ORACI "El pájaro que quiso ser hombre"

Capítulo 1. 
“No hay principios fáciles, ni finales felices, sólo caminos irrepetibles”

            Nací en un criadero que estaba en el campo de Extremadura. En una primavera que no recuerdo, pero que imaginé mil veces en mi mente. El paraíso de los pájaros debe ser algo así. Los verdes salpicados por el color de las flores, las fragancias, el ruido del agua en los estanques donde acudían a beber las vacas. Todo está en mi cabeza como un tesoro que he ido acumulando a lo largo de los años. Mi infancia en la granja, con mis padres, hermanos y las otras familias que compartíamos jaula fue puede decirse que feliz. ¿ Quien piensa que su infancia ha sido desgraciada?
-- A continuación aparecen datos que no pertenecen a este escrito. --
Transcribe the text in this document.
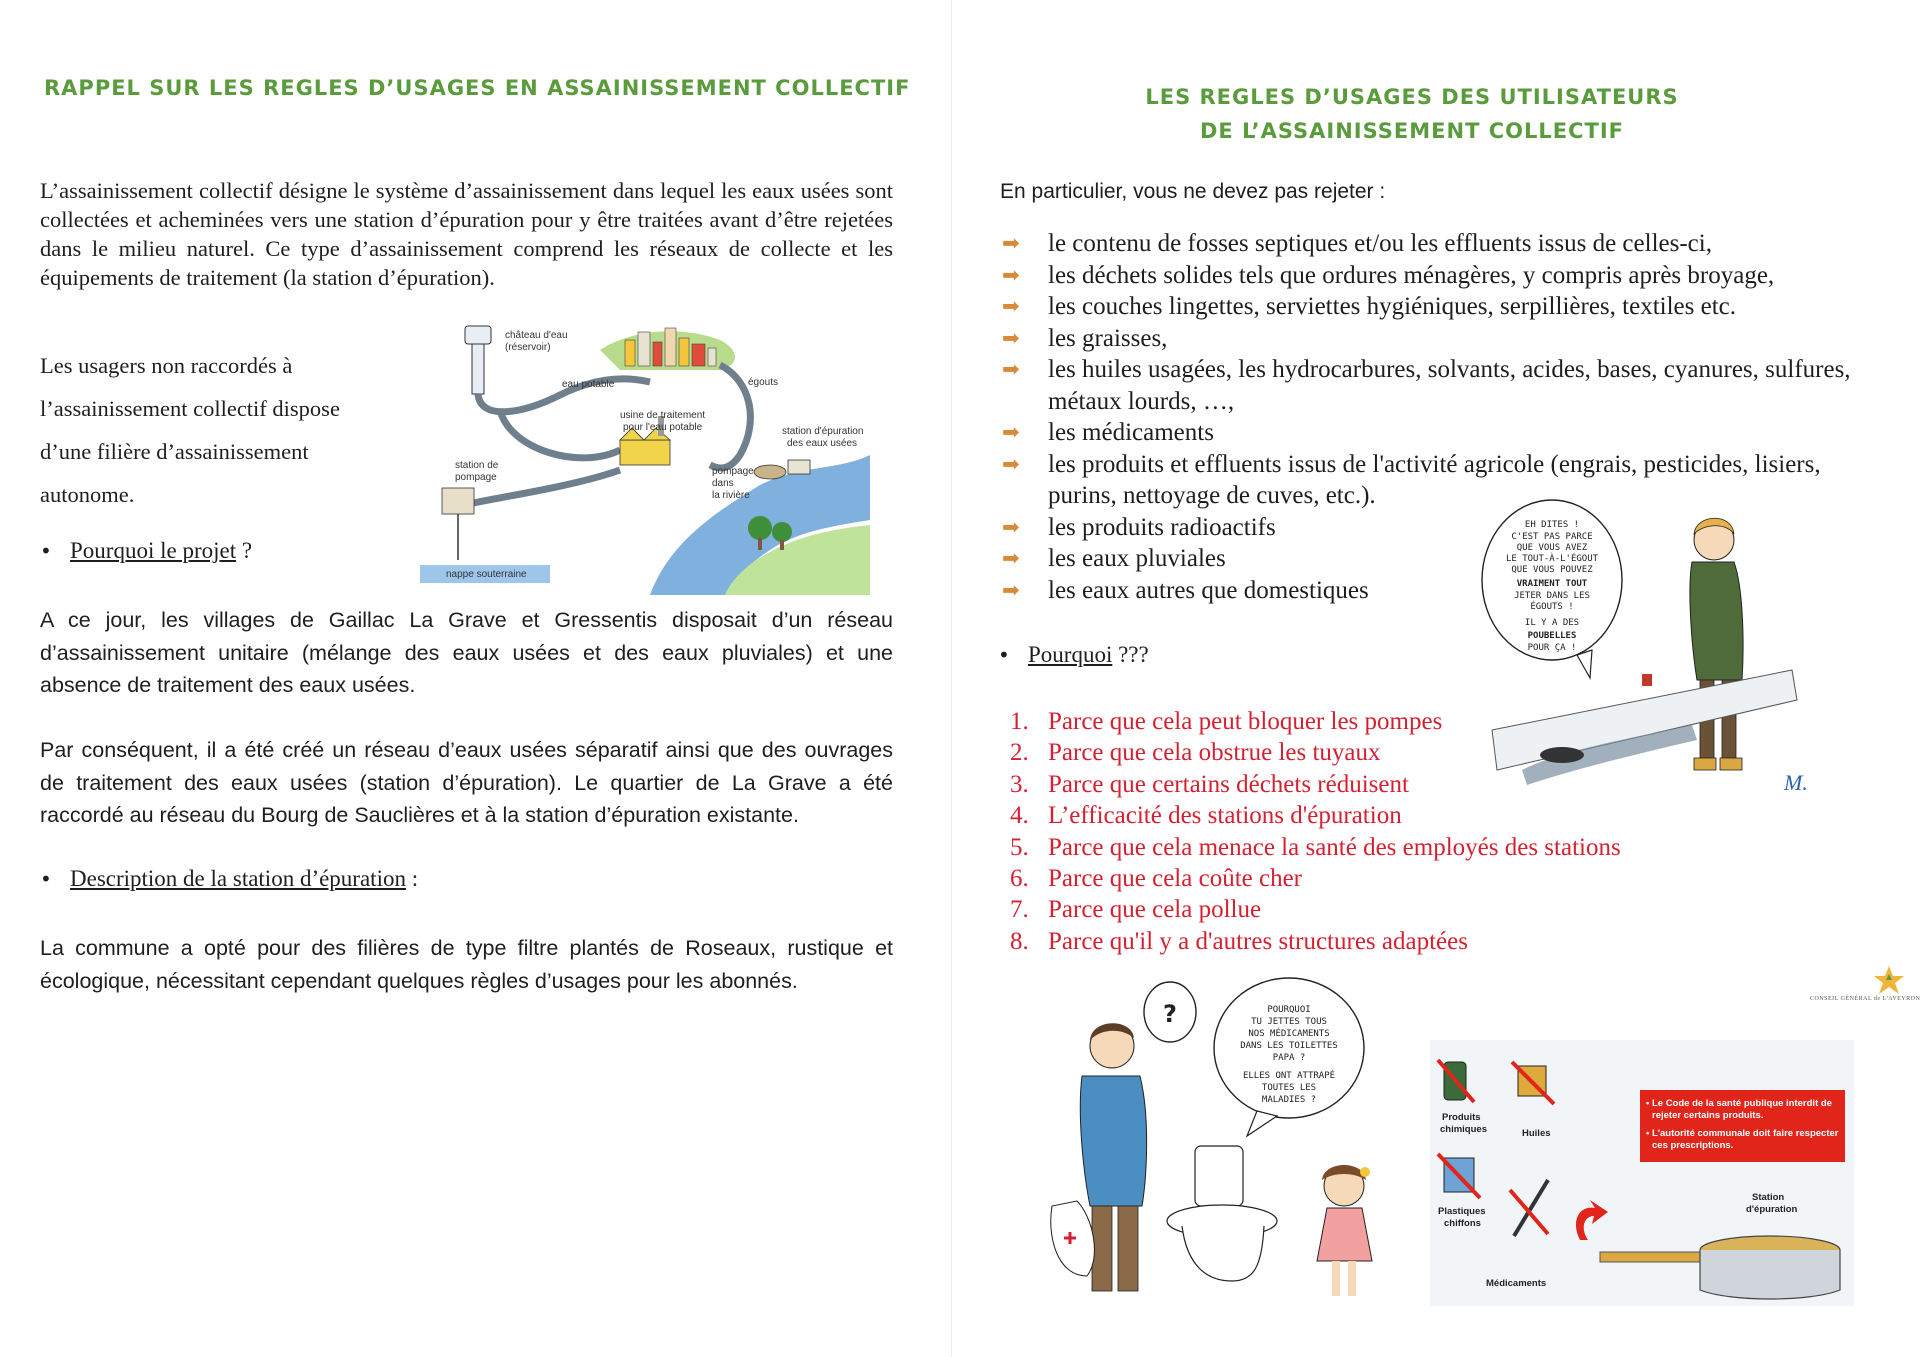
RAPPEL SUR LES REGLES D’USAGES EN ASSAINISSEMENT COLLECTIF
L’assainissement collectif désigne le système d’assainissement dans lequel les eaux usées sont collectées et acheminées vers une station d’épuration pour y être traitées avant d’être rejetées dans le milieu naturel. Ce type d’assainissement comprend les réseaux de collecte et les équipements de traitement (la station d’épuration).
Les usagers non raccordés à
l’assainissement collectif dispose
d’une filière d’assainissement
autonome.
château d'eau
(réservoir)
eau potable	égouts
usine de traitement
pour l'eau potable	station d'épuration
des eaux usées
station de
pompage
pompage
dans
la rivière
nappe souterraine
• Pourquoi le projet ?
A ce jour, les villages de Gaillac La Grave et Gressentis disposait d’un réseau d’assainissement unitaire (mélange des eaux usées et des eaux pluviales) et une absence de traitement des eaux usées.
Par conséquent, il a été créé un réseau d’eaux usées séparatif ainsi que des ouvrages de traitement des eaux usées (station d’épuration). Le quartier de La Grave a été raccordé au réseau du Bourg de Sauclières et à la station d’épuration existante.
• Description de la station d’épuration :
La commune a opté pour des filières de type filtre plantés de Roseaux, rustique et écologique, nécessitant cependant quelques règles d’usages pour les abonnés.
LES REGLES D’USAGES DES UTILISATEURS
DE L’ASSAINISSEMENT COLLECTIF
En particulier, vous ne devez pas rejeter :
➡ le contenu de fosses septiques et/ou les effluents issus de celles-ci,
➡ les déchets solides tels que ordures ménagères, y compris après broyage,
➡ les couches lingettes, serviettes hygiéniques, serpillières, textiles etc.
➡ les graisses,
➡ les huiles usagées, les hydrocarbures, solvants, acides, bases, cyanures, sulfures, métaux lourds, …,
➡ les médicaments
➡ les produits et effluents issus de l'activité agricole (engrais, pesticides, lisiers, purins, nettoyage de cuves, etc.).
➡ les produits radioactifs
➡ les eaux pluviales
➡ les eaux autres que domestiques
• Pourquoi ???
1. Parce que cela peut bloquer les pompes
2. Parce que cela obstrue les tuyaux
3. Parce que certains déchets réduisent
4. L’efficacité des stations d'épuration
5. Parce que cela menace la santé des employés des stations
6. Parce que cela coûte cher
7. Parce que cela pollue
8. Parce qu'il y a d'autres structures adaptées
EH DITES !
C'EST PAS PARCE
QUE VOUS AVEZ
LE TOUT-À-L'ÉGOUT
QUE VOUS POUVEZ
VRAIMENT TOUT
JETER DANS LES
ÉGOUTS !
IL Y A DES
POUBELLES
POUR ÇA !
M.
?	POURQUOI
TU JETTES TOUS
NOS MÉDICAMENTS
DANS LES TOILETTES
PAPA ?
ELLES ONT ATTRAPÉ
TOUTES LES
MALADIES ?	• Le Code de la santé publique interdit de
rejeter certains produits.
• L'autorité communale doit faire respecter
ces prescriptions.
Produits
chimiques	Huiles
Plastiques
chiffons
Médicaments
Station
d'épuration
CONSEIL GÉNÉRAL de L'AVEYRON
La infancia es como el refugio de los momentos en que la vida se pone perra, nos acogemos a ella, a su recuerdo como demostración de que hemos sido dichosos al menos una vez. Es el puerto donde amarramos la barca cuando el mar es peligroso y el viento azota las velas con fuerza, su recuerdo evita el naufragio. Los recuerdos nos ayudan a seguir adelante como compañeros de viaje, para decirnos que no estamos solos, que nos protegen todos aquellos que estuvieron y que de alguna forma siguen a nuestro lado, vivos y muertos, presentes y ausentes. Hemos traído a  la memoria mil veces esos momentos, que por mor de los años y por la manipulación sutil del tiempo se han ido convirtiendo en el baluarte de nuestra felicidad. Son imágenes, puntos de luz que nos atraen una y otra vez y en cada ocasión añadimos un detalle, nimio, insignificante, pero que va dando forma a la imagen, transformándola, trasmutando su crudeza por tonos más cálidos, envolviéndola en algodones para que no nos duelan, para que nos reconforten. La niñez (este no es un buen termino, pues nunca fui niño) nos arropa con dulces recuerdos que acaban siendo tan comunes a todos, que llego a pensar si los viví o acaso los aprendí de las vidas contadas por otros. Pero su nitidez pese a la lejanía es tal y la necesidad de sentirlos como propios es tanta, que no renegaría de ellos aunque la duda me asaltase. Quien no tiene recuerdos de la infancia está desnudo, el pasado no lo arropa y el futuro que siempre es incierto se muestra como una amenaza que puede desposeerlo.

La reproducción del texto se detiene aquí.